Timothy Ray Brown is an American considered to be the first person cured of HIV/AIDS. Brown was called "The Berlin Patient" at the 2008 Conference on Retroviruses and Opportunistic Infections, where his cure was first announced, in order to preserve his anonymity. He chose to come forward in 2010. “I didn’t want to be the only person cured,” he said. “I wanted to do what I could to make possible. My first step was releasing my name and image to the public.”
Eleven years later, nearly on the same date, at the same conference, it was announced that it appeared that a second man had been cured. He was called "The London Patient", who later identified himself as Adam Castillejo. He also received a bone marrow transplant to treat a cancer but was given weaker immunosuppressive drugs. The selected donor also carried the CCR5-Δ32 mutation.

Procedure

Brown was diagnosed with HIV in 1995 while studying in Berlin, Germany. In 2006, he was diagnosed with acute myeloid leukemia. On February 7, 2007 he underwent a procedure known as hematopoietic stem cell transplantation to treat leukemia. From 60 matching donors, they selected a CCR5|-Δ32 homozygous donor, an individual with two genetic copies of a rare variant of a cell surface receptor. This genetic trait confers resistance to HIV infection by blocking attachment of HIV to the cell. Roughly 10% of people of European or Western Asian ancestry have this inherited mutation, but it is rarer in other populations. The transplant was repeated a year later after a leukemia relapse. Over the three years after the initial transplant, and despite discontinuing antiretroviral therapy, researchers could not detect HIV in Brown's blood or in various biopsies. Levels of HIV-specific antibodies in Timothy Brown's blood also declined, suggesting that functional HIV may have been eliminated from his body. However, scientists studying his case warn that this remission of HIV infection is unusual.
Brown, the "Berlin patient", suffered from graft-versus-host disease and leukoencephalopathy - both transplant complications that are potentially fatal.
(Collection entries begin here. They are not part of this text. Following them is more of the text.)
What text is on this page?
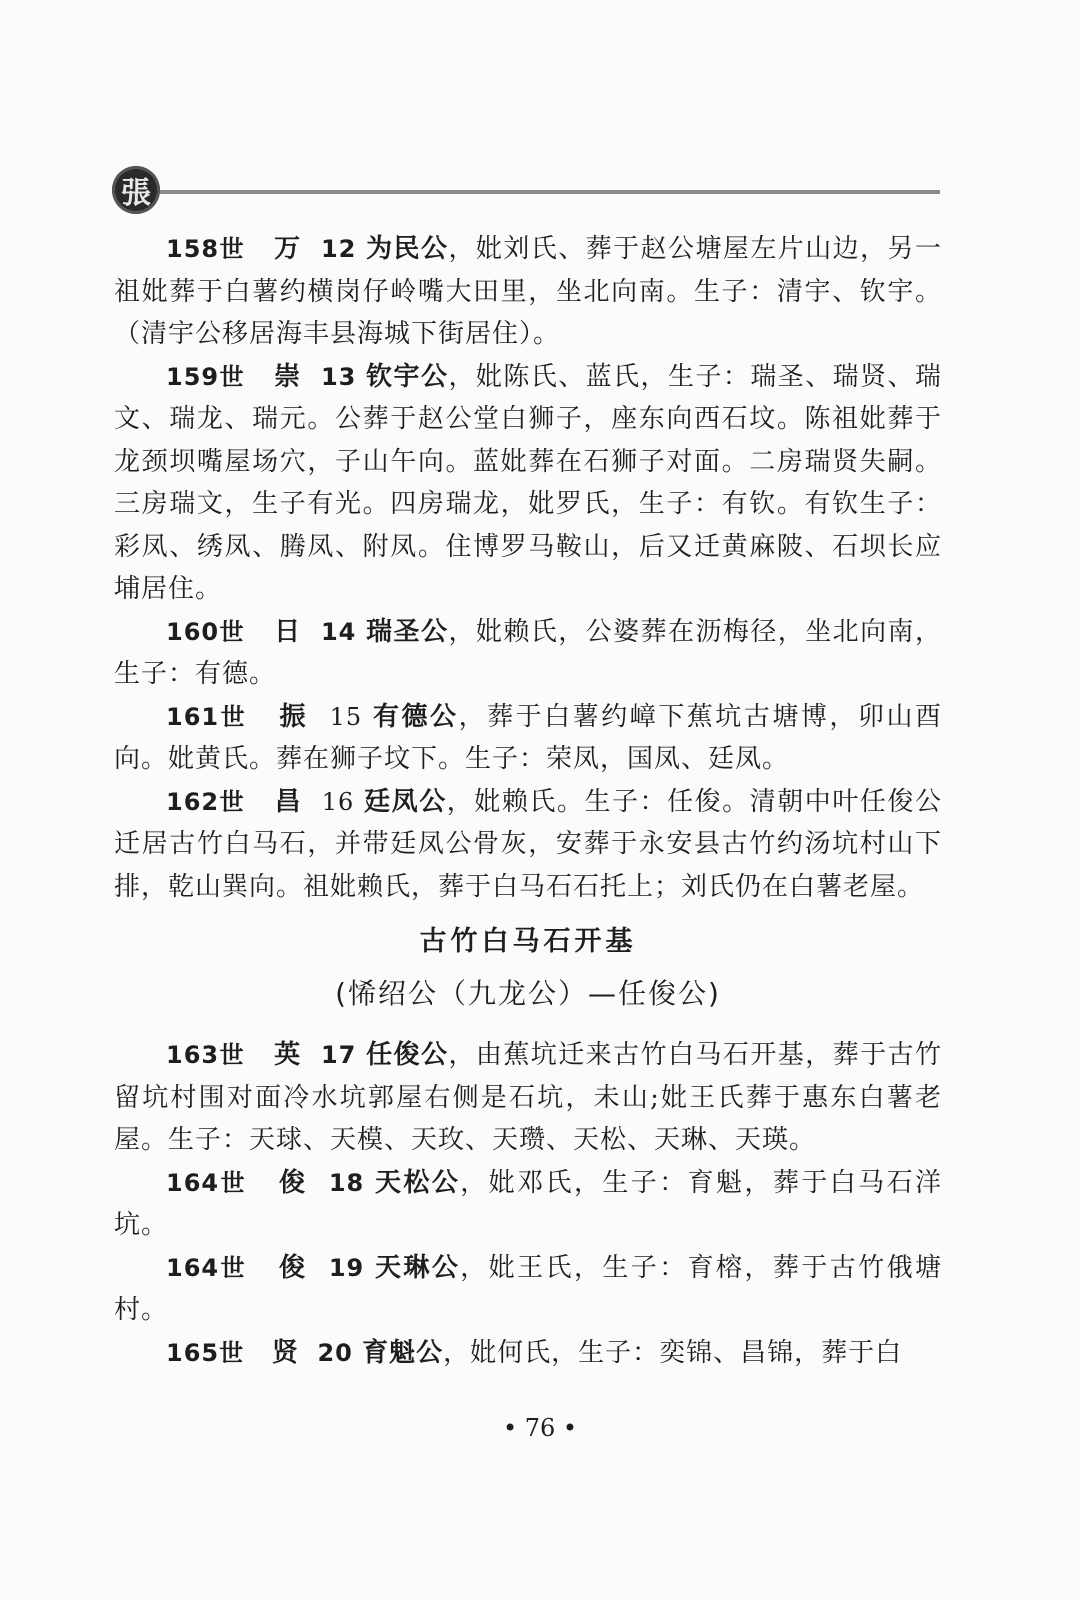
張

158世 万 12 为民公，妣刘氏、葬于赵公塘屋左片山边，另一祖妣葬于白薯约横岗仔岭嘴大田里，坐北向南。生子：清宇、钦宇。（清宇公移居海丰县海城下街居住）。

159世 崇 13 钦宇公，妣陈氏、蓝氏，生子：瑞圣、瑞贤、瑞文、瑞龙、瑞元。公葬于赵公堂白狮子，座东向西石坟。陈祖妣葬于龙颈坝嘴屋场穴，子山午向。蓝妣葬在石狮子对面。二房瑞贤失嗣。三房瑞文，生子有光。四房瑞龙，妣罗氏，生子：有钦。有钦生子：彩凤、绣凤、腾凤、附凤。住博罗马鞍山，后又迁黄麻陂、石坝长应埔居住。

160世 日 14 瑞圣公，妣赖氏，公婆葬在沥梅径，坐北向南，生子：有德。

161世 振 15 有德公，葬于白薯约嶂下蕉坑古塘博，卯山酉向。妣黄氏。葬在狮子坟下。生子：荣凤，国凤、廷凤。

162世 昌 16 廷凤公，妣赖氏。生子：任俊。清朝中叶任俊公迁居古竹白马石，并带廷凤公骨灰，安葬于永安县古竹约汤坑村山下排，乾山巽向。祖妣赖氏，葬于白马石石托上；刘氏仍在白薯老屋。

古竹白马石开基
(悕绍公（九龙公）—任俊公)

163世 英 17 任俊公，由蕉坑迁来古竹白马石开基，葬于古竹留坑村围对面冷水坑郭屋右侧是石坑，未山;妣王氏葬于惠东白薯老屋。生子：天球、天模、天玫、天瓒、天松、天琳、天瑛。

164世 俊 18 天松公，妣邓氏，生子：育魁，葬于白马石洋坑。

164世 俊 19 天琳公，妣王氏，生子：育榕，葬于古竹俄塘村。

165世 贤 20 育魁公，妣何氏，生子：奕锦、昌锦，葬于白

• 76 •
This means that the procedure should not be performed on others with HIV, even if sufficient numbers of suitable donors could be found.
As of 2017, six more people also appear to have been cleared of HIV after getting graft-versus-host disease; only one of them had received CCR5 mutant stem cells, so it appears that when a transplant recipient has graft-versus-host disease the transplanted cells may kill off the host's HIV-infected immune cells.

Timothy Ray Brown Foundation

In July 2012, Brown announced the formation of the Timothy Ray Brown Foundation in Washington, DC, a foundation dedicated to fighting HIV/AIDS.